Using an independent tracker to monitor this, such as Adjust.com or Google Mobile App Analytics, is a better idea than relying on information supplied directly by your ad networks.

Your cohort analyses metric is determined dividing the total revenue generated from a particular group of users, or cohort, by the number of users in that cohort. A cohort is a segment of users defined by traffic source, country and device. Working out which channel is bringing you the most users is the purpose of cohort analysis. By finding the most effective cohorts from your many ad sources you can target your users better to increase their LTV and ARPU.

4 Long-term value - The end game is user LTV

Calculating the user lifetime value and seeing that it exceeds the cost per install is what the business of a mobile app is about.

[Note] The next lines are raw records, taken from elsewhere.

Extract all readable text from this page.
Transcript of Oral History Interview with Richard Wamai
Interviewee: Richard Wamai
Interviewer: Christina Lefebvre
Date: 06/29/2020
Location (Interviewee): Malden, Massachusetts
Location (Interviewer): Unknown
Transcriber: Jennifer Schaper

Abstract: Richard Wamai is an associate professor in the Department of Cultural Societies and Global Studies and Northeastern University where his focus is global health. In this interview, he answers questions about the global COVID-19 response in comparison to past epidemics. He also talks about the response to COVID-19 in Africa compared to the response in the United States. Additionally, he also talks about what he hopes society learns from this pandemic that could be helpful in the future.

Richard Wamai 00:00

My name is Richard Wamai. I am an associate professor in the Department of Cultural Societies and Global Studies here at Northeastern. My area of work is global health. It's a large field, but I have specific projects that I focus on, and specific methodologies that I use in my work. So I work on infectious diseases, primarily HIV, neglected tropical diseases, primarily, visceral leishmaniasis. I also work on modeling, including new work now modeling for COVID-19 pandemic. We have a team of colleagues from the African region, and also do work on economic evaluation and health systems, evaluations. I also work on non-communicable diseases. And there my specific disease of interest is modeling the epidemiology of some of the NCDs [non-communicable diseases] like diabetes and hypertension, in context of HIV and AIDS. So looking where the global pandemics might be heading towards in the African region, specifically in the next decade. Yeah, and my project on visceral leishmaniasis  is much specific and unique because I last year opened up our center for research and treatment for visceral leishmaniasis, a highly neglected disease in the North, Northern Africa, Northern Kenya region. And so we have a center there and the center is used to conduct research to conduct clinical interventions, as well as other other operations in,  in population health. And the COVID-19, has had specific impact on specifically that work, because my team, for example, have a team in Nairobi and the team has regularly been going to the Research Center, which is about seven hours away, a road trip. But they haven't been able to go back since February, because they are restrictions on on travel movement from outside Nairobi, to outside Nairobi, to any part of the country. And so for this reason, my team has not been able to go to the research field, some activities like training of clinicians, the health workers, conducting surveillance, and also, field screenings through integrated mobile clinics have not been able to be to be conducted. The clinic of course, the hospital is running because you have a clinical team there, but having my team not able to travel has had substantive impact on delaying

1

So unless your app is a cost center for a brand marketing, keeping track of app revenue per user is essential to manage an app as a business.

User lifetime value (LTV) is a measurement of revenue brought in by a user during their time of using the app. This number is then used to help work out the return on investment the app will generate.

The cost per install, or cost of user acquisition, takes into account the money spent on marketing and divides it by the amount of installations over a period of time. This is used in conjunction with the LTV to calculate return on investment.

Average revenue per user is calculated by taking the total revenue per user and dividing it by the LTV.

  • Retention metrics

Your app's user retention metric is measured by counting the users that return on a daily basis, then dividing by the total users in the group monitored.

Tracking your user retention can be a tricky business. While most mobile analytics platforms track the number of app sessions to give an idea of retention, their idea of a session is an app being opened. Google Mobile App Analytics however counts openings occurring within thirty minutes of each other as one session which is a better approach.

Churn rate is the opposite. This is your percentage of users that do not re-open your app.

And from there...

Many app developers create their own metrics to analyse, depending on what factors are important to them or their app such as user experience, improving monetisation or increasing retention rate.

For example, a bank may publish an app and track events that signify cost savings, because the user did not use other, more expensive customer care channels such as telephone banking or a visit to a local branch.

For this reason, analytics services often offer the facility to set up a way to measure distinct variables not covered by the standard, ready-packaged metrics.

For instance, Google Mobile App Analytics allows developers to segregate paying users from non-paying users and thus monitor them separately.

If your app marketing requires tracking custom metrics, you should review the degree of customization offered by the analytics services and discuss your needs with your app developer.